ある日編集長から呼び出された彼は、「UFOのまち」石川県羽咋市の取材を依頼されます。

気の乗らない宇藤でしたが、取材を重ねていくうちに。この町で起きた「大学生エイリアンアブダクション事件」の重要な手掛かりと遭遇、その真相を追うべく取材を始めた宇藤は、事件の裏にある不可解な経緯の沼に嵌っていくのでした……。

映画『地球星人(エイリアン)は空想する』の感想と評価


(C)世田谷センスマンズ

タイトルからしてSF的な雰囲気を醸しながら、見る側が受ける印象を大きく揺るがす衝撃的な作品です。

物語は冒頭よりまさしく「地球人」的視点よりスタートし、主人公を中心に数々の不可解な事件に対する真相が追われていきます。

しかし物語が進展していくに従い、不可解な点は増すばかり。

取材先の人々の言葉、事件の当事者、メディアの編集長、そして本作の主人公・宇藤。さまざまな立場にある人たちの視点で、真実究明は混沌を極め、真相はさらに遠のいていきます。

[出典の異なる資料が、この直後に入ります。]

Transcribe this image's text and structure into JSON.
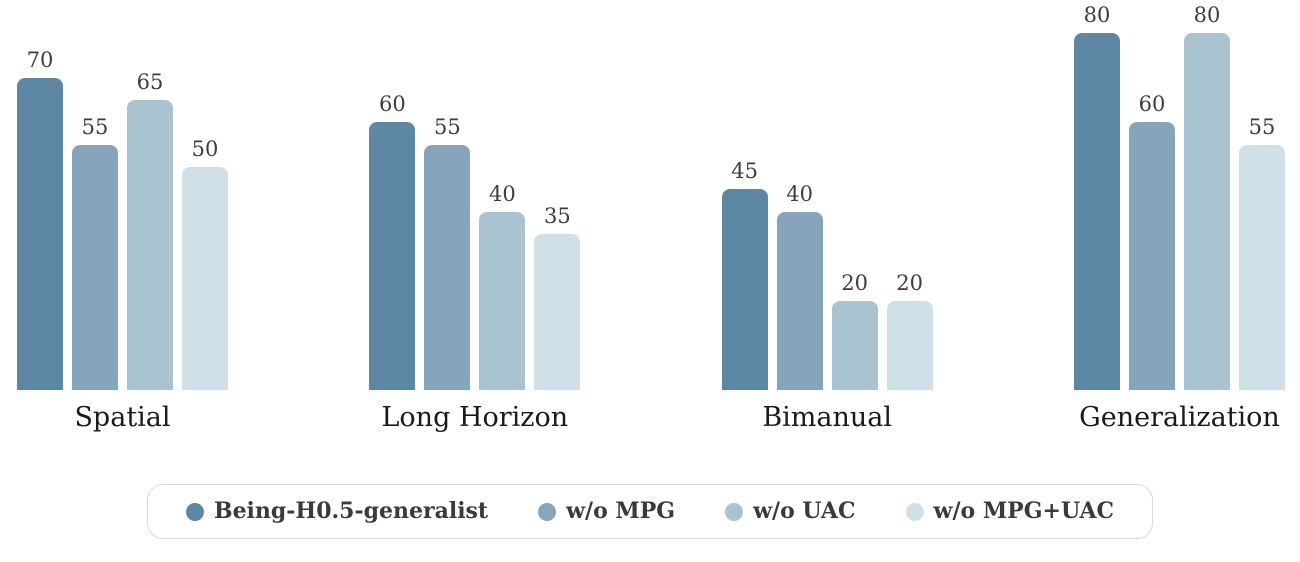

たとえば宇藤は尊敬できない編集長の依頼で赴いた取材では、当初通り一遍の取材にうんざりしながら、真相に近づくたびにどこか瑞々しい雰囲気を漂わせていきます。

そして最後に暴いた真相を自分の意思で公開するわけですが、自分ではジャーナリストとしてすべきことをしたつもりが、あらゆる方面から非難を受ける結果に。

単なる「地球人」的視点で彼の姿を見れば、メディアに携わる一人の人間の行動、そして失速劇という一人の人間の経過にしか見えないでしょう。

ところが彼の意思とは反対に、真相を暴くことを拒む当事者、メディア側の意向をこれと並べてみると、ある意味ユニークな「地球星人」の習性を俯瞰で見ているような感覚に陥ります。

ラストシーンにおいて、記者としての仕事をやり切った宇藤がそこで見たものは、まさしく彼自身の信念を裏返される衝撃的な事実。

一記者が疑った一事件が紆余曲折し最後には予想だにしなかった結末へと導かれる様は、まさに秀逸なストーリー作りの妙を感じさせるところであります。

まとめ


(C)世田谷センスマンズ

作品は低感度画質の映像ですが、非常に強いインパクトを見せています。

敢えて荒い画像にすることでドキュメンタリー的なカラーを作り出し、隠された闇の真実が見えそうで見えない、どこか緊張した雰囲気を作り出しています。

また宇藤が羽咋市の取材に赴いた際に登場した先方の担当者、その脇にいたエイリアンの位置関係が絶妙で、ユーモラスにも見える一方で作品にミステリアスな雰囲気を強く漂わせています。

題材的には一人のジャーナリストによる真相究明劇なので、どうしても社会派ドラマ的な堅い空気に陥りがちなテーマでありますが、メッセージ性を含みながらも豊かな遊び心を存分に発揮し、見て楽しい作品に仕上げています。

その意味では、松本佳樹監督のクレバーな映像センスを推し量ることのできる作品といえるでしょう。